I have usually just jammed to records and back tracks--and I always take a little time to listen to some of my favorites. In other words, I have been totally undisciplined and just out to have a good time.
Lately, I've been getting more into a more focused practice time--I actually pull out my books and CD's and study stuff like Dave Barrett's fine books. or some of Gussow's lessons. I have even started working a lot of scales in third position.
I think there is room for both approaches--at least once a week I just have a beer and boogie with my best tracks for the sheer fun of it, but the more focused practice is what will make me a better player--it's just too easy to get into a bag with the jamming method--it is fun, but I never get any new material going on my own. . .
I try to stick to a few techniques I need to work on or a song I'm learning. Sometimes I leave some time for jamming but I try to practice focused first.
I started playing harp almost 17 years ago.I've shamefullyneglected pratice for years. When I first started I spent a few weeks with Tony Glover's "Blues Harp" books then jumped into the bloodyfray. I've learned most everything I know giging and jaming. I play professionalybut I'm nowhere nearthe player I should be.
In the last few months I've started regular practice. Scales and focus on percision. I'm spending a lot oftime with 1st & 3rdposition blues. It's fun and more of a challenge for me thanthe 2nd position that I play most of the time. 2nd can be forgiving to slop.
Any and allof Adam Gussow and Jason Ricci's youtube videos are great larning tools. Find something you like and dig in.
You'll find time to jam, but the time spent on personal practice will make the jams that much more rewarding. Just keep Harpin'
Hi, many scale pattern and note for note by CD, play fast bluegrass tune.

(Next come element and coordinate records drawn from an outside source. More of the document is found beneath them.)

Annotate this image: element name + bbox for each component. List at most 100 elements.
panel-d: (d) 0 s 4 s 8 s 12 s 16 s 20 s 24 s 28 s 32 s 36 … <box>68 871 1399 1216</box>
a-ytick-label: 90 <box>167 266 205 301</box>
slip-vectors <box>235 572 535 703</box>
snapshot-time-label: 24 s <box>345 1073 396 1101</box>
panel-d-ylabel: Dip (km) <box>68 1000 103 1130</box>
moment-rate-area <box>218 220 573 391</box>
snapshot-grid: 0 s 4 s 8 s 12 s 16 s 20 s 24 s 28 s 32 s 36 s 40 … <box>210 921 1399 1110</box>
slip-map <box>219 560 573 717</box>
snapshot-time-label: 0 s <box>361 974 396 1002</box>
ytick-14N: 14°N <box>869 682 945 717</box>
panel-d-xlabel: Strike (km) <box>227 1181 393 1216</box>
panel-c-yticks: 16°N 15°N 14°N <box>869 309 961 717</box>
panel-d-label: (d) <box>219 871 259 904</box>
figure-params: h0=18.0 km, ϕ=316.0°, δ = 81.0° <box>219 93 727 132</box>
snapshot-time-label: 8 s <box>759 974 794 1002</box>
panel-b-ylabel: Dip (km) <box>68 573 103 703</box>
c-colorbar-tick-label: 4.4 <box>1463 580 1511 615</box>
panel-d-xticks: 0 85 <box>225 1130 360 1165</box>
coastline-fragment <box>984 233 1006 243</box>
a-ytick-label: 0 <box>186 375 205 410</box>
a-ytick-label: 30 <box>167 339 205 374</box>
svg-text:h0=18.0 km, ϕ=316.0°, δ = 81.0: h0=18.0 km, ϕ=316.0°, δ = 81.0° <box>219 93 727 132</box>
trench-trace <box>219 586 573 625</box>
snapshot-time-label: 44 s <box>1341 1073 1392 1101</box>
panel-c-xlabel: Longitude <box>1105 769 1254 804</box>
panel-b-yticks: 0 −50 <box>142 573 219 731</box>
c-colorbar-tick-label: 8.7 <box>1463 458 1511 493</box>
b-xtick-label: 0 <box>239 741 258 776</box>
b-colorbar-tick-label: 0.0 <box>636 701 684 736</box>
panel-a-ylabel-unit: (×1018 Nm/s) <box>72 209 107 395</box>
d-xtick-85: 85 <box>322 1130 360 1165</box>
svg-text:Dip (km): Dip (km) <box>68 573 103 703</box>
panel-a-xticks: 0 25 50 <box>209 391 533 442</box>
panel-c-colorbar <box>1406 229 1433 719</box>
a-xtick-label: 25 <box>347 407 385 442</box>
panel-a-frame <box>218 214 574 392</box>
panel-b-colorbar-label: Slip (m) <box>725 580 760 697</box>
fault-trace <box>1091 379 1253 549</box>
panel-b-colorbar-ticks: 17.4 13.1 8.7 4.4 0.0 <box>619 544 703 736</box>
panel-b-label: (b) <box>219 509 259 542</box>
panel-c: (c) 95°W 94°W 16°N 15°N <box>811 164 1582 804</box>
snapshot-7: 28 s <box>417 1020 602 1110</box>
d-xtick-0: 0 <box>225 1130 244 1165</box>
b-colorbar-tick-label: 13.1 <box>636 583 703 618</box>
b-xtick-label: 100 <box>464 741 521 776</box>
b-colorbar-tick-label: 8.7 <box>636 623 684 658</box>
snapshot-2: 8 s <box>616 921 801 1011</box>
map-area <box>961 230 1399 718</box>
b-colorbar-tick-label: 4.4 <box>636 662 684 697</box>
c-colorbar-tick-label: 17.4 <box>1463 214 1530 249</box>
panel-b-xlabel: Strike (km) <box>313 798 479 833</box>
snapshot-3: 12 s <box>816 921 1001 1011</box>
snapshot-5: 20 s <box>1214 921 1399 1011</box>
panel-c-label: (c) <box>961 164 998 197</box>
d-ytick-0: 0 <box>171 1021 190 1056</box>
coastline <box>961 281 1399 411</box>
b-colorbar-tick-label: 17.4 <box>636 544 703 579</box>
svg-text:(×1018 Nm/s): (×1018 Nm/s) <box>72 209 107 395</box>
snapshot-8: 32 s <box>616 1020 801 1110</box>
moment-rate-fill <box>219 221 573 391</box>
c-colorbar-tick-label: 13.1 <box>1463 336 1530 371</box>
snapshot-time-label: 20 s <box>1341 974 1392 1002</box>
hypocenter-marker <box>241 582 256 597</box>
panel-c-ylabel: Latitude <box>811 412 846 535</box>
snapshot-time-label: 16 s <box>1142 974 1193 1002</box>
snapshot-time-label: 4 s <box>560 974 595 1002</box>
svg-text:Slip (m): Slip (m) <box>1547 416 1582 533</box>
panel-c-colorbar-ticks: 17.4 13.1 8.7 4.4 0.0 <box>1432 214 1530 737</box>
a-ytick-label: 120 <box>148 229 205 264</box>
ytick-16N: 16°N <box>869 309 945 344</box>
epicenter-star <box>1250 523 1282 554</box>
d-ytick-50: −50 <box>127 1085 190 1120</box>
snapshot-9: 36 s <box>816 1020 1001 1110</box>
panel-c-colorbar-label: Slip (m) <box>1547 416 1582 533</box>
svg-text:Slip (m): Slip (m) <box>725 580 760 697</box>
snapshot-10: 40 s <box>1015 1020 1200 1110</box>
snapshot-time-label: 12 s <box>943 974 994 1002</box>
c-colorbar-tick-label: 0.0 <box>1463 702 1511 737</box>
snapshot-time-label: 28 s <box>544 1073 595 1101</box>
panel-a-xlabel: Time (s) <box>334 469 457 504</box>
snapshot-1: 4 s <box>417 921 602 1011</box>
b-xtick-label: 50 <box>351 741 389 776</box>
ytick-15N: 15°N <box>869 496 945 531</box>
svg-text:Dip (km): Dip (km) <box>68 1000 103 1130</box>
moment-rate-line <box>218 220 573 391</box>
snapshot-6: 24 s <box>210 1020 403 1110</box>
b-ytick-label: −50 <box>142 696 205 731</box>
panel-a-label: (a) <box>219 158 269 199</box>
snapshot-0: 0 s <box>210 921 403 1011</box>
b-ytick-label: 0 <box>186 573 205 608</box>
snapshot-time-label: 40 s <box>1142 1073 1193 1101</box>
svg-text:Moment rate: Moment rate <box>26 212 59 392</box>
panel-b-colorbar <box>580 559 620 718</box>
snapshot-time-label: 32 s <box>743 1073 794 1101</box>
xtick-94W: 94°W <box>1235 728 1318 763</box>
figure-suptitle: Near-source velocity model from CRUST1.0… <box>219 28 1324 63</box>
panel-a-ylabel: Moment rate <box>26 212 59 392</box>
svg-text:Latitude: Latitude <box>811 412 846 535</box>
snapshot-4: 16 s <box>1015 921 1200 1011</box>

I think live performance is best practice for me
Your practice routine sounds much like my own. I also try to make sure that I get some practice in the morning, mid day while driving around and before bed everyday. I don't consider playing with others practice but more of a marker of where my practice has taken me but it is where I have the most fun. At first practice was more like work but now after many years I am learning to have fun with all of it.
I use a Jam track CD and play all 8 songs 3-4 days a week with AMP
I'm sure different people approach practice in different ways. I try to do (not always in this exact order), scales, figures, patterns, and speed exercises with a metronome (very important), then learn or refine a real song, then practice whatever technique someone most recently showed me and improvise and such. If it seems like you don't jam enough I recommend downloading some jam tracks or just playing along with some of your favorite cds.
I think the best way to practice is
1. Start with breathing exercises like chord chugging at 1-3 holes. A lot of tonguing will help relaxing your tongue and jaw. 5 minutes
2. Then goes to scales and exercises without bends. 5 minutes
3. Then work on particular technique like bending, overbending, tongue blocking (not all at the same time). 20 minutes
4. Play 3-4 tunes you are familiar with, improvise over chord progression. 20 minutes
5. Work on new tune. 20 minutes.
6. Just have fun. 20 minutes
7. Ear training,work on musictheory. 30 minutes.
To be honest I rare go for this program as I usually have to work a lot more at tunes which I'll play next gig, than other practice.